IG’s Peace Blog

Peace and its many aspects

Conflict? Maybe. Violence? Not necessarily

Here’s something from Craig Selizer’s site:

Does water scarcity induce conflict? Evidence from Tanzania?

Does water scarcity induce conflict? And who would engage in a water scarcity conflict? A new paper from MICROCONlooks for evidence of the relation between water scarcity and conflictive behavior. With a field experiment conducted with smallholder irrigators from semi-arid Tanzania it assess what ‘type’ of water user is more inclined to react in a conflictive way to scarcity.

It finds that on average, water scarcity induces selfish appropriation behavior, which is regarded as conflictive in the Tanzanian irrigator communities where strong noncompetition norms regulate irrigation water distribution. But not all react to water scarcity in the same way. Poor, marginalized, dissocialized irrigators with low human capital and with higher stakes are most likely to react with conflictive appropriation behavior to water scarcity.

Using a political ecology perspective the authors conclude that circumstances in Tanzania are conducive to resource scarcity conflicts. Water scarcity and water values are increasing, and water governance institutions have exclusionary aspects. Moreover, a higher likelihood to react in a conflictive way to water scarcity coincides with real economic and political inequalities which could form a basis for mobilization for more violent ways of competing for scarce resources.

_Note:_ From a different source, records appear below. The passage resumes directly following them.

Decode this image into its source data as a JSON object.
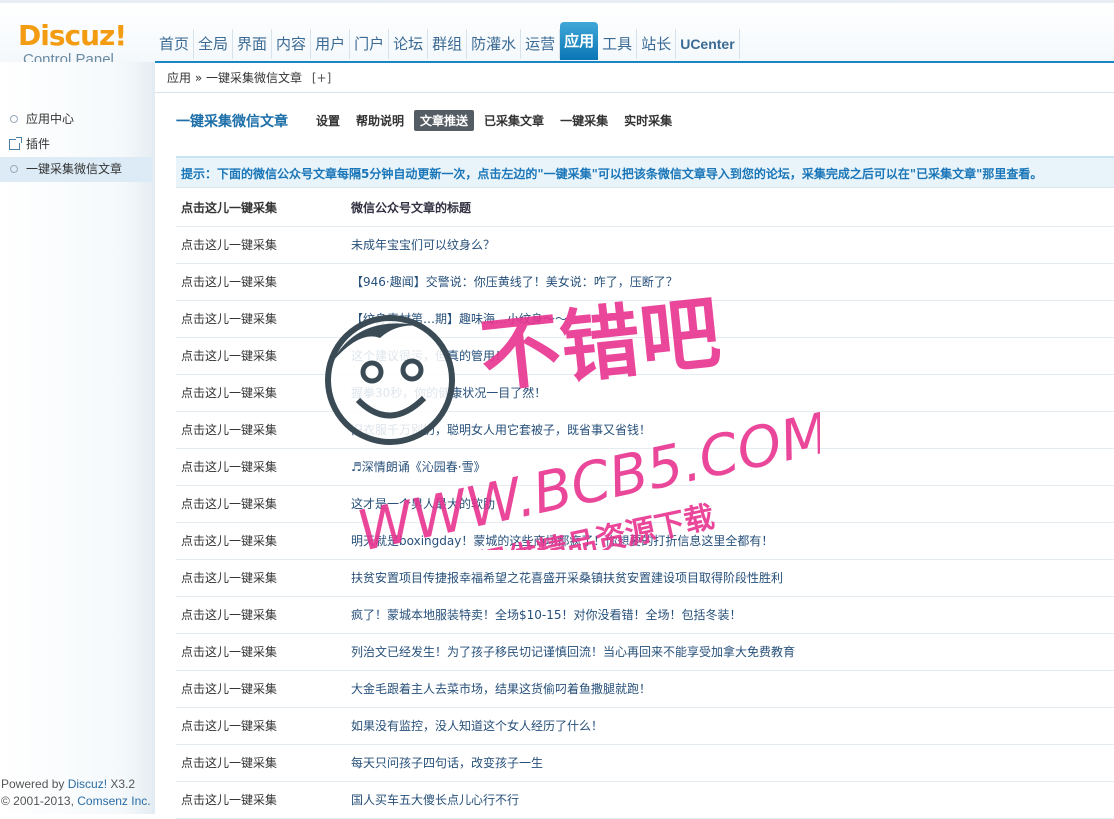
{
  "logo": {
    "main": "Discuz!",
    "sub": "Control Panel"
  },
  "topnav": [
    "首页",
    "全局",
    "界面",
    "内容",
    "用户",
    "门户",
    "论坛",
    "群组",
    "防灌水",
    "运营",
    "应用",
    "工具",
    "站长",
    "UCenter"
  ],
  "topnav_active": "应用",
  "sidebar": {
    "items": [
      "应用中心",
      "插件",
      "一键采集微信文章"
    ]
  },
  "breadcrumb": {
    "app": "应用",
    "sep": "»",
    "current": "一键采集微信文章",
    "add": "[+]"
  },
  "page": {
    "title": "一键采集微信文章"
  },
  "tabs": [
    "设置",
    "帮助说明",
    "文章推送",
    "已采集文章",
    "一键采集",
    "实时采集"
  ],
  "tab_active": "文章推送",
  "tip": "提示：下面的微信公众号文章每隔5分钟自动更新一次，点击左边的\"一键采集\"可以把该条微信文章导入到您的论坛，采集完成之后可以在\"已采集文章\"那里查看。",
  "table": {
    "headers": [
      "点击这儿一键采集",
      "微信公众号文章的标题"
    ],
    "rows": [
      {
        "action": "点击这儿一键采集",
        "title": "未成年宝宝们可以纹身么？"
      },
      {
        "action": "点击这儿一键采集",
        "title": "【946·趣闻】交警说：你压黄线了！美女说：咋了，压断了？"
      },
      {
        "action": "点击这儿一键采集",
        "title": "【纹身素材第…期】趣味海…小纹身～～"
      },
      {
        "action": "点击这儿一键采集",
        "title": "这个建议很污，但真的管用！"
      },
      {
        "action": "点击这儿一键采集",
        "title": "握拳30秒，你的健康状况一目了然！"
      },
      {
        "action": "点击这儿一键采集",
        "title": "旧衣服千万别扔，聪明女人用它套被子，既省事又省钱！"
      },
      {
        "action": "点击这儿一键采集",
        "title": "♬深情朗诵《沁园春·雪》"
      },
      {
        "action": "点击这儿一键采集",
        "title": "这才是一个男人最大的软肋"
      },
      {
        "action": "点击这儿一键采集",
        "title": "明天就是boxingday！蒙城的这些商场都疯了！你想要的打折信息这里全都有！"
      },
      {
        "action": "点击这儿一键采集",
        "title": "扶贫安置项目传捷报幸福希望之花喜盛开采桑镇扶贫安置建设项目取得阶段性胜利"
      },
      {
        "action": "点击这儿一键采集",
        "title": "疯了！蒙城本地服装特卖！全场$10-15！对你没看错！全场！包括冬装！"
      },
      {
        "action": "点击这儿一键采集",
        "title": "列治文已经发生！为了孩子移民切记谨慎回流！当心再回来不能享受加拿大免费教育"
      },
      {
        "action": "点击这儿一键采集",
        "title": "大金毛跟着主人去菜市场，结果这货偷叼着鱼撒腿就跑！"
      },
      {
        "action": "点击这儿一键采集",
        "title": "如果没有监控，没人知道这个女人经历了什么！"
      },
      {
        "action": "点击这儿一键采集",
        "title": "每天只问孩子四句话，改变孩子一生"
      },
      {
        "action": "点击这儿一键采集",
        "title": "国人买车五大傻长点儿心行不行"
      }
    ]
  },
  "footer": {
    "powered": "Powered by",
    "product": "Discuz!",
    "version": "X3.2",
    "copyright": "© 2001-2013,",
    "company": "Comsenz Inc."
  },
  "watermark": {
    "line1": "不错吧",
    "line2": "WWW.BCB5.COM",
    "line3": "免费提供精品资源下载"
  },
  "colors": {
    "accent": "#1b86c5",
    "logo": "#f39c12",
    "watermark": "#e8338f"
  }
}
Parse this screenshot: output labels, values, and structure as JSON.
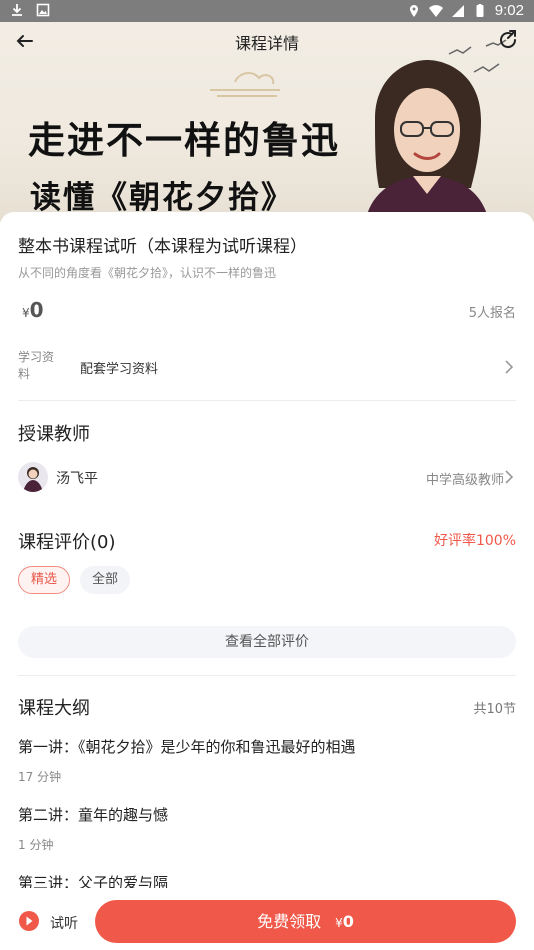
{
  "status_bar": {
    "time": "9:02"
  },
  "nav": {
    "title": "课程详情"
  },
  "banner": {
    "headline1": "走进不一样的鲁迅",
    "headline2": "读懂《朝花夕拾》"
  },
  "course": {
    "title": "整本书课程试听（本课程为试听课程）",
    "subtitle": "从不同的角度看《朝花夕拾》，认识不一样的鲁迅",
    "currency": "¥",
    "price": "0",
    "enrolled": "5人报名",
    "material_label": "学习资料",
    "material_value": "配套学习资料"
  },
  "teacher_section": {
    "title": "授课教师",
    "name": "汤飞平",
    "role": "中学高级教师"
  },
  "review_section": {
    "title": "课程评价(0)",
    "rating": "好评率100%",
    "tags": [
      "精选",
      "全部"
    ],
    "view_all": "查看全部评价"
  },
  "outline": {
    "title": "课程大纲",
    "count": "共10节",
    "lessons": [
      {
        "title": "第一讲：《朝花夕拾》是少年的你和鲁迅最好的相遇",
        "duration": "17 分钟"
      },
      {
        "title": "第二讲：童年的趣与憾",
        "duration": "1 分钟"
      },
      {
        "title": "第三讲：父子的爱与隔",
        "duration": ""
      }
    ]
  },
  "bottom": {
    "trial_label": "试听",
    "claim_label": "免费领取",
    "claim_currency": "¥",
    "claim_price": "0"
  },
  "colors": {
    "accent": "#f0594a",
    "status_bar": "#7d7d7d"
  }
}
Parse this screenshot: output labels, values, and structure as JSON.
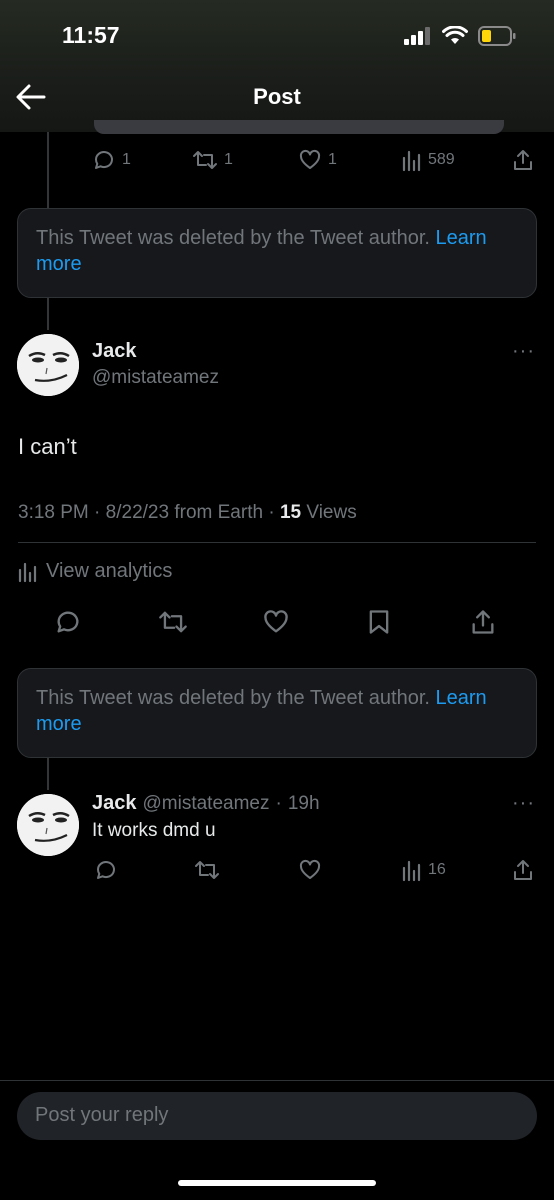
{
  "status_bar": {
    "time": "11:57"
  },
  "header": {
    "title": "Post",
    "back_icon": "arrow-left-icon"
  },
  "parent_actions": {
    "replies": "1",
    "retweets": "1",
    "likes": "1",
    "views": "589"
  },
  "deleted_notice": {
    "text": "This Tweet was deleted by the Tweet author.",
    "link": "Learn",
    "link2": "more"
  },
  "main_tweet": {
    "name": "Jack",
    "handle": "@mistateamez",
    "text": "I can’t",
    "time": "3:18 PM",
    "date": "8/22/23",
    "source": "from Earth",
    "views_count": "15",
    "views_label": "Views",
    "analytics_label": "View analytics"
  },
  "reply": {
    "name": "Jack",
    "handle": "@mistateamez",
    "age": "19h",
    "text": "It works dmd u",
    "views": "16"
  },
  "composer": {
    "placeholder": "Post your reply"
  },
  "colors": {
    "accent": "#1d9bf0",
    "muted": "#71767b",
    "card": "#16181c"
  }
}
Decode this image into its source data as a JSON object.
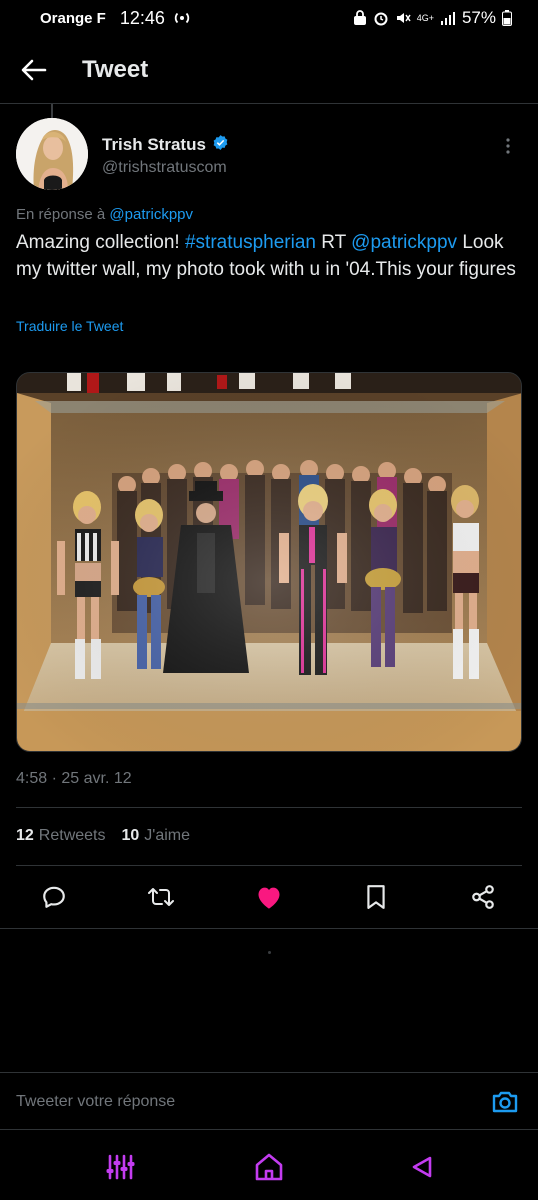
{
  "status_bar": {
    "carrier": "Orange F",
    "time": "12:46",
    "network": "4G+",
    "battery": "57%"
  },
  "header": {
    "title": "Tweet"
  },
  "author": {
    "name": "Trish Stratus",
    "handle": "@trishstratuscom",
    "verified": true
  },
  "reply_to": {
    "prefix": "En réponse à",
    "mention": "@patrickppv"
  },
  "tweet": {
    "text_1": "Amazing collection!",
    "hashtag": "#stratuspherian",
    "text_2": "RT",
    "mention": "@patrickppv",
    "text_3": "Look my twitter wall, my photo took with u in '04.This your figures",
    "translate_label": "Traduire le Tweet",
    "timestamp": "4:58 · 25 avr. 12"
  },
  "stats": {
    "retweets_count": "12",
    "retweets_label": "Retweets",
    "likes_count": "10",
    "likes_label": "J'aime"
  },
  "actions": {
    "reply_icon": "reply-icon",
    "retweet_icon": "retweet-icon",
    "like_icon": "heart-icon",
    "bookmark_icon": "bookmark-icon",
    "share_icon": "share-icon",
    "liked": true
  },
  "reply_bar": {
    "placeholder": "Tweeter votre réponse"
  },
  "colors": {
    "accent": "#1d9bf0",
    "like": "#f91880",
    "nav": "#c33cf0"
  }
}
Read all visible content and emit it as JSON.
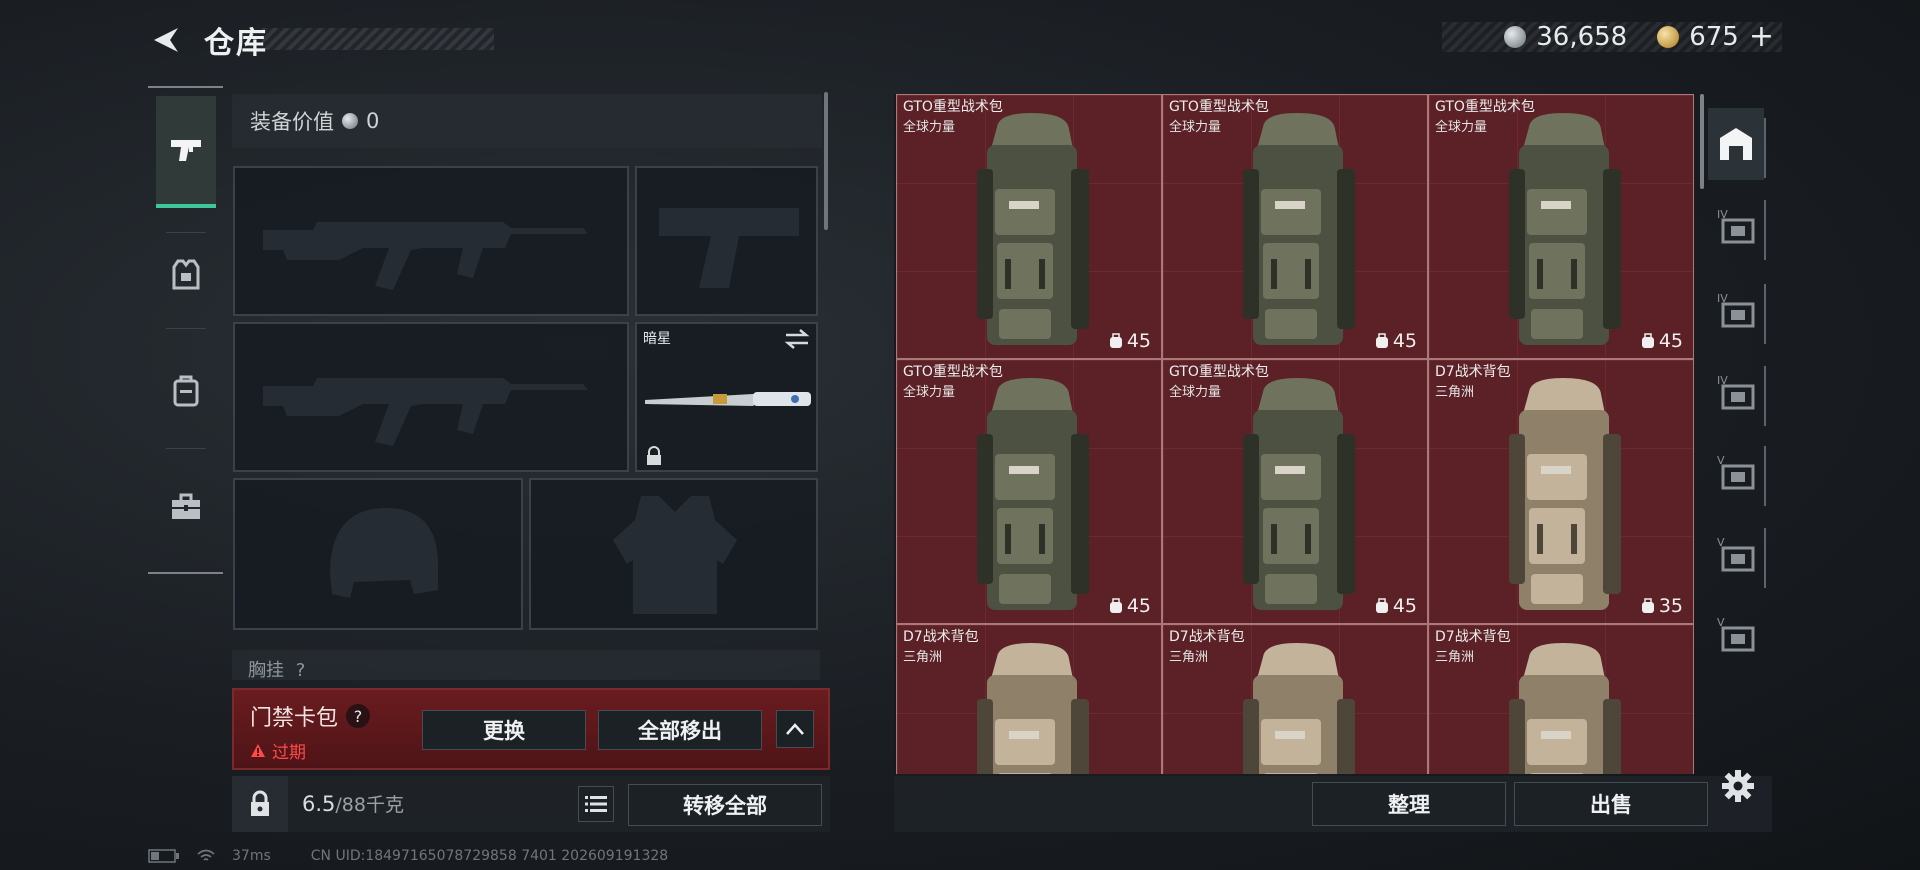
{
  "header": {
    "title": "仓库",
    "currency_silver": "36,658",
    "currency_gold": "675",
    "plus_label": "+"
  },
  "loadout": {
    "equip_value_label": "装备价值",
    "equip_value": "0",
    "melee_label": "暗星",
    "chest_label": "胸挂",
    "chest_help": "?"
  },
  "keycard": {
    "title": "门禁卡包",
    "help": "?",
    "status": "过期",
    "replace_label": "更换",
    "remove_all_label": "全部移出"
  },
  "capacity": {
    "current": "6.5",
    "max": "/88千克"
  },
  "transfer_all_label": "转移全部",
  "status_bar": {
    "ping": "37ms",
    "uid": "CN UID:18497165078729858 7401 202609191328"
  },
  "storage": {
    "items": [
      {
        "name": "GTO重型战术包",
        "brand": "全球力量",
        "durability": "45",
        "color": "olive"
      },
      {
        "name": "GTO重型战术包",
        "brand": "全球力量",
        "durability": "45",
        "color": "olive"
      },
      {
        "name": "GTO重型战术包",
        "brand": "全球力量",
        "durability": "45",
        "color": "olive"
      },
      {
        "name": "GTO重型战术包",
        "brand": "全球力量",
        "durability": "45",
        "color": "olive"
      },
      {
        "name": "GTO重型战术包",
        "brand": "全球力量",
        "durability": "45",
        "color": "olive"
      },
      {
        "name": "D7战术背包",
        "brand": "三角洲",
        "durability": "35",
        "color": "tan"
      },
      {
        "name": "D7战术背包",
        "brand": "三角洲",
        "durability": "",
        "color": "tan"
      },
      {
        "name": "D7战术背包",
        "brand": "三角洲",
        "durability": "",
        "color": "tan"
      },
      {
        "name": "D7战术背包",
        "brand": "三角洲",
        "durability": "",
        "color": "tan"
      }
    ],
    "sort_label": "整理",
    "sell_label": "出售"
  },
  "right_tabs": [
    {
      "icon": "storage-home-icon",
      "badge": ""
    },
    {
      "icon": "storage-tab-icon",
      "badge": "IV"
    },
    {
      "icon": "storage-add-icon",
      "badge": "IV"
    },
    {
      "icon": "storage-folder-icon",
      "badge": "IV"
    },
    {
      "icon": "storage-safe-icon",
      "badge": "V"
    },
    {
      "icon": "storage-safe-icon",
      "badge": "V"
    },
    {
      "icon": "storage-safe-icon",
      "badge": "V"
    }
  ],
  "colors": {
    "accent_green": "#3fc79b",
    "alert_red": "#ff4a4a",
    "cell_red": "#5b2126",
    "keycard_red": "#6a1c1f"
  }
}
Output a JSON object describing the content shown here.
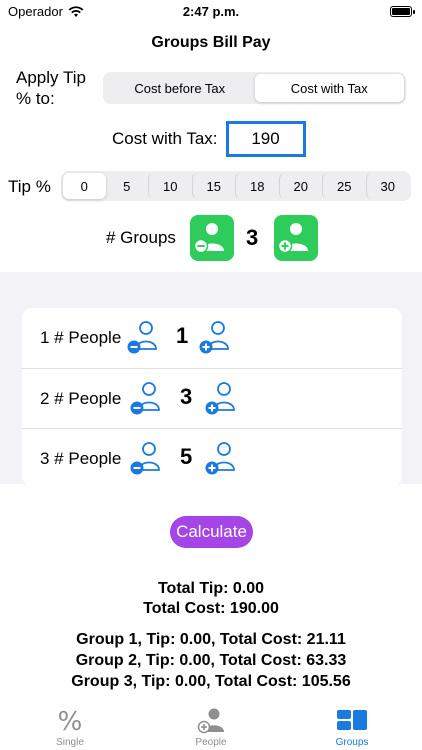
{
  "status_bar": {
    "carrier": "Operador",
    "time": "2:47 p.m."
  },
  "nav": {
    "title": "Groups Bill Pay"
  },
  "apply_tip": {
    "label": "Apply Tip % to:",
    "options": [
      "Cost before Tax",
      "Cost with Tax"
    ],
    "selected": "Cost with Tax"
  },
  "cost": {
    "label": "Cost with Tax:",
    "value": "190"
  },
  "tip": {
    "label": "Tip %",
    "options": [
      "0",
      "5",
      "10",
      "15",
      "18",
      "20",
      "25",
      "30"
    ],
    "selected": "0"
  },
  "groups": {
    "label": "#  Groups",
    "count": "3"
  },
  "people_rows": [
    {
      "label": "1 # People",
      "count": "1"
    },
    {
      "label": "2 # People",
      "count": "3"
    },
    {
      "label": "3 # People",
      "count": "5"
    }
  ],
  "calculate_label": "Calculate",
  "totals": {
    "tip": "Total Tip: 0.00",
    "cost": "Total Cost: 190.00"
  },
  "group_results": [
    "Group 1, Tip: 0.00, Total Cost: 21.11",
    "Group 2, Tip: 0.00, Total Cost: 63.33",
    "Group 3, Tip: 0.00, Total Cost: 105.56"
  ],
  "tabs": [
    {
      "label": "Single",
      "icon": "percent-icon",
      "active": false
    },
    {
      "label": "People",
      "icon": "person-add-icon",
      "active": false
    },
    {
      "label": "Groups",
      "icon": "groups-grid-icon",
      "active": true
    }
  ],
  "colors": {
    "accent_blue": "#1a7ae0",
    "group_button_green": "#2ecc5a",
    "calculate_purple": "#a545e6",
    "section_gray": "#f2f2f7"
  }
}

You can download the paper here: http://www.microconflict.eu/publications/RWP31_EL_BD_BVC.pdf


This caught my eye because it is a topic (ie resource scarcity) that I cover in my class on conflict management.  Apart from the very real issue area of resource scarcity, there are important conceptual points to clarify here.  First, there is hardly any doubt that resource scarcity will and does give rise to various (and, at times, quite intense) social tensions.  These may indeed take the form of conflict.  However, and I would like to put this in very large bold letters, this does not mean that such conflicts will lead to violence.  That is a related, but different issue.  Certainly, in many cases they have led to violence and in others they will.  But it is essential to grasp that this is not necessarily the case.  There are always things that can be done before, during and after these conflicts arise to minimize the possibility that they will (ever) turn violent.  So, if they do–or if our expectation is that they will–this indicates to what extent the elaboration and application of non-violent ways of dealing with these very real tensions has been neglected.  Remember:  Galtung (I think) defined “peace” as dealing creatively with conflict.  Again, we see that words matter.